Who are your other sponsors?

JG: I have very good sponsor support. My title sponsor is BKK Hooks International and Freedom Marine Center have helped me since the beginning. Transducer Shield and Saver, 13 Fishing, Rapala, Sufix, Minn Kota, Humminbird, RELiON batteries, Oakley and an Italian outdoor clothing company called HKB are all very important to me.

Do you have a family back home?

JG: I have a 10-year-old son, Lapo, and a girlfriend, Federica, in Italy. The last year has been very hard with the pandemic and [I’ve been] unable to go back and see them. I missed their birthdays and Christmas and that wasn’t easy. I spent Christmas with Salvatore’s family, and that was so much better than being by myself. My girlfriend is waiting for me to get established, and when we get married, she can come here with me. But it is a big step and I need to be able to make a living. That’s a big responsibility. I can’t fake it. I need to be able to provide for both of us.

What are your goals for the season?

JG: This season on the Tackle Warehouse Pro Circuit has all of the importance in the world. I want to make a career as a real professional angler, and I am investing a lot of money. I want to make the TITLE and show people – and myself – that I am good enough.

What’s been the most challenging adjustment to life in America?

JG: For fishing, you have to fish very fast here; there is no way around that. In Italy, we are very precise and methodical, but also very slow. You cannot do that here on a big lake. Even the world’s best angler can’t fish all day in an area with no fish and catch them. In Italy, the lakes are smaller, so you are almost always around fish.

I am learning that you have to fish more aggressively here and cover water to search for fish. You cannot fish gently like we do back home.

When not fishing, it has been challenging to do everything always by myself. Everything from fishing, arranging travel and doing my laundry – I do it all. And, if I have a problem, I can’t just call mamma.

I do think living here has made me a better person. I have been forced to communicate with people and talk to guys I don’t know. You have to be willing to talk to everyone, which has been different because we are not like that in Europe.

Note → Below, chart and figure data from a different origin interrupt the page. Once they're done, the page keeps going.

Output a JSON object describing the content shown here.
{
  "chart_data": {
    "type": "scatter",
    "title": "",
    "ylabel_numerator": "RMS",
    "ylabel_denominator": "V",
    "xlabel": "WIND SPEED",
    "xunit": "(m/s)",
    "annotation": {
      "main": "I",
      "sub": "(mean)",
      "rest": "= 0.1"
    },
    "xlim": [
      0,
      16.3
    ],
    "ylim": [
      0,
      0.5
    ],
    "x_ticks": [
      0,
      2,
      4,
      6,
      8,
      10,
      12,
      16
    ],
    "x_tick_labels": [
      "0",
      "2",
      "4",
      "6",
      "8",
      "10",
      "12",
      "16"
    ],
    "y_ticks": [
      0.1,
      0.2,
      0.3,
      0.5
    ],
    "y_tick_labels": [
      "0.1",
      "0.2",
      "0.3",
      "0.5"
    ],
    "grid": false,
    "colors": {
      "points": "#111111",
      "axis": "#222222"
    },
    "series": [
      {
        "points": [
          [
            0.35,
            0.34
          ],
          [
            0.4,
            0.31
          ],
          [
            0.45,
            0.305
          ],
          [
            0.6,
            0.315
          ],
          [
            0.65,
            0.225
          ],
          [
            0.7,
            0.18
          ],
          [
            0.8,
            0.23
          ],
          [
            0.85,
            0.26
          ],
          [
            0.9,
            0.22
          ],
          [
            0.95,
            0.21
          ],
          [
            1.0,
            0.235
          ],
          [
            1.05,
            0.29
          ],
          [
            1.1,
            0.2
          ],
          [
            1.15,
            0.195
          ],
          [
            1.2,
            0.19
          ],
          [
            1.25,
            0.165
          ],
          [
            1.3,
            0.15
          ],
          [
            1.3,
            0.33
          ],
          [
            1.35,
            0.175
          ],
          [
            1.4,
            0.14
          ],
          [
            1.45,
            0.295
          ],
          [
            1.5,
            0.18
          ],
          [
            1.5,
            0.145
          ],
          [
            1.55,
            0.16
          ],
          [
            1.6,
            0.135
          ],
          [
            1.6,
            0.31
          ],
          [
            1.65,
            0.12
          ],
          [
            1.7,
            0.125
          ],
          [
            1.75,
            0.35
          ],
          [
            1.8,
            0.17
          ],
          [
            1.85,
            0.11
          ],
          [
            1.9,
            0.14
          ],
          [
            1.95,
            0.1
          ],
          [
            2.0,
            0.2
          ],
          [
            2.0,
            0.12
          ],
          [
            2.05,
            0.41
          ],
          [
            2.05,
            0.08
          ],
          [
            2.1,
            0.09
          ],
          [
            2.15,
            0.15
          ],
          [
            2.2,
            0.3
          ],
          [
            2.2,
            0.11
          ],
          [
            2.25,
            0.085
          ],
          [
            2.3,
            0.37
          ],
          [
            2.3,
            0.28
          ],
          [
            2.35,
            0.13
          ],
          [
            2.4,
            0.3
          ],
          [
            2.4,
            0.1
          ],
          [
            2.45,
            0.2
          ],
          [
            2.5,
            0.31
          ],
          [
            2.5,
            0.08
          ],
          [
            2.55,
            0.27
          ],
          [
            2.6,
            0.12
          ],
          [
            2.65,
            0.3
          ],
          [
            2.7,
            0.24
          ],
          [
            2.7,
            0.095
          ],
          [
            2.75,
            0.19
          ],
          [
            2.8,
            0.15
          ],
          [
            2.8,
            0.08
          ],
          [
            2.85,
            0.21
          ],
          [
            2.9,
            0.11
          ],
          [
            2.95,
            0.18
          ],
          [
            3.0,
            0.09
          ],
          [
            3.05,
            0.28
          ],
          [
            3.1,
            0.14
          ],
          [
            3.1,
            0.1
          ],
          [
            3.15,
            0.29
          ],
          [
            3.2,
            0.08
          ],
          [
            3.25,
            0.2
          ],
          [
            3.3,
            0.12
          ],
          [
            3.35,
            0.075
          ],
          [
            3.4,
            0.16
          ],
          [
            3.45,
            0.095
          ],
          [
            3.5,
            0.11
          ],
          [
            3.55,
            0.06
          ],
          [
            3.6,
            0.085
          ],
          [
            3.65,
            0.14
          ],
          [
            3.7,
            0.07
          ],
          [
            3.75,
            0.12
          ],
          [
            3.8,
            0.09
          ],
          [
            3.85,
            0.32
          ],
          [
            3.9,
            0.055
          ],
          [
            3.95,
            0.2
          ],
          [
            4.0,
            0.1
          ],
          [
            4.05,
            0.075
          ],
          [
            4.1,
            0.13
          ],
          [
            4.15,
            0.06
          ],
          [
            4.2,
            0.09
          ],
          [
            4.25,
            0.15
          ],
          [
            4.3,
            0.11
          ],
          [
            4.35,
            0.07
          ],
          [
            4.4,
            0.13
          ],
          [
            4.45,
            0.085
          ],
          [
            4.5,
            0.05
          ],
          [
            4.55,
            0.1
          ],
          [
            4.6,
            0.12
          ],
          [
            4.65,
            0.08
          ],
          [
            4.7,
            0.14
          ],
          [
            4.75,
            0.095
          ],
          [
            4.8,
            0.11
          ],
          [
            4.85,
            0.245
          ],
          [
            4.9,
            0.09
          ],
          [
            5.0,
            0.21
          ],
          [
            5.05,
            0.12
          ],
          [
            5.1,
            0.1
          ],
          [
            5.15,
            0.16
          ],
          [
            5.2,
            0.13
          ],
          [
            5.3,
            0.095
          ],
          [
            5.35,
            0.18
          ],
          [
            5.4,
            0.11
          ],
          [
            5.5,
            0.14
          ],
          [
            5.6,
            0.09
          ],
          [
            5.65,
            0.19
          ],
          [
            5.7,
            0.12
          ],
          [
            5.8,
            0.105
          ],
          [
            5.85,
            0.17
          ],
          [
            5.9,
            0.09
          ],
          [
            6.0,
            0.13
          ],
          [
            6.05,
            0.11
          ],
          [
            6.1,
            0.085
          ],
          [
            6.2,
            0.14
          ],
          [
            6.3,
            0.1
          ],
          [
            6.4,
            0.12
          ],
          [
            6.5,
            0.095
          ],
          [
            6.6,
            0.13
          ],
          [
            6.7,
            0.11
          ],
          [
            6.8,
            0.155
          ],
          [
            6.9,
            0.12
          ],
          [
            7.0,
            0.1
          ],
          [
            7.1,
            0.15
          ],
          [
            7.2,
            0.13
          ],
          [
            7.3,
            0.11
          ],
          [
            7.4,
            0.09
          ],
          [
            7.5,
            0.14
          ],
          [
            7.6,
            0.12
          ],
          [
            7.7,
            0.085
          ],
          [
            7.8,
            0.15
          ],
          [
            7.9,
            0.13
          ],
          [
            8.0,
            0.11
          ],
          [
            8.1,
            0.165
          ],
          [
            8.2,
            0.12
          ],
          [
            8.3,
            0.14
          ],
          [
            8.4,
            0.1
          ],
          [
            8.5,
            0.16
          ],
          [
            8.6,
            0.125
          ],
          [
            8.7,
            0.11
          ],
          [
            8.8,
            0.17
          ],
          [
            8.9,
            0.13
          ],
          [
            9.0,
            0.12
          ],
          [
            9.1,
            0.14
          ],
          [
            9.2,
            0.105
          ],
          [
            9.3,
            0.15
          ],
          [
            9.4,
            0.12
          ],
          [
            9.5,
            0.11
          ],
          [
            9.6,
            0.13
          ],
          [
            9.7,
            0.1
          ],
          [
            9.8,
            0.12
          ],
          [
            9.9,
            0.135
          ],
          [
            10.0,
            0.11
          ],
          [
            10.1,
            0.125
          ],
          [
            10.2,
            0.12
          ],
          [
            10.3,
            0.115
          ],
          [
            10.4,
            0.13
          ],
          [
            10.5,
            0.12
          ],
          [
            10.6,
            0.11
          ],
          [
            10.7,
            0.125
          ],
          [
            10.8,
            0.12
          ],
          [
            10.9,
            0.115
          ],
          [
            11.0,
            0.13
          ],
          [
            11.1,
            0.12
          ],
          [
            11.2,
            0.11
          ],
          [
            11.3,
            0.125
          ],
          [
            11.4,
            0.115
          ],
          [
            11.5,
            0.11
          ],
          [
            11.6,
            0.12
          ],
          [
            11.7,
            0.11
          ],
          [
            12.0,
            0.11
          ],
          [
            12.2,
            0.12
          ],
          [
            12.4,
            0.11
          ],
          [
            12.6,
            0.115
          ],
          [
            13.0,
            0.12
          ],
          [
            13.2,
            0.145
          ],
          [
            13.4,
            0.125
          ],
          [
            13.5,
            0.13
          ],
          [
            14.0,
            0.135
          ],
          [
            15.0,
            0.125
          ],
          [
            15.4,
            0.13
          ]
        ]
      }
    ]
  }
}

How’s Italian food in America?

JG: I think my laugh says it all. I am not going to say it is bad; it is just fake. I see cheese with an Italian flag printed on the package and then it says ‘proudly made in Wisconsin’ next to it. I do think America has the best meat in the world. My very favorite thing to get is a ribeye. If I go to a Longhorn Steakhouse, I am going to get a proper steak, but I’ll eat it all. I’m not too picky. I also enjoy the hamburgers, but I’ve quit trying to find good Italian food here.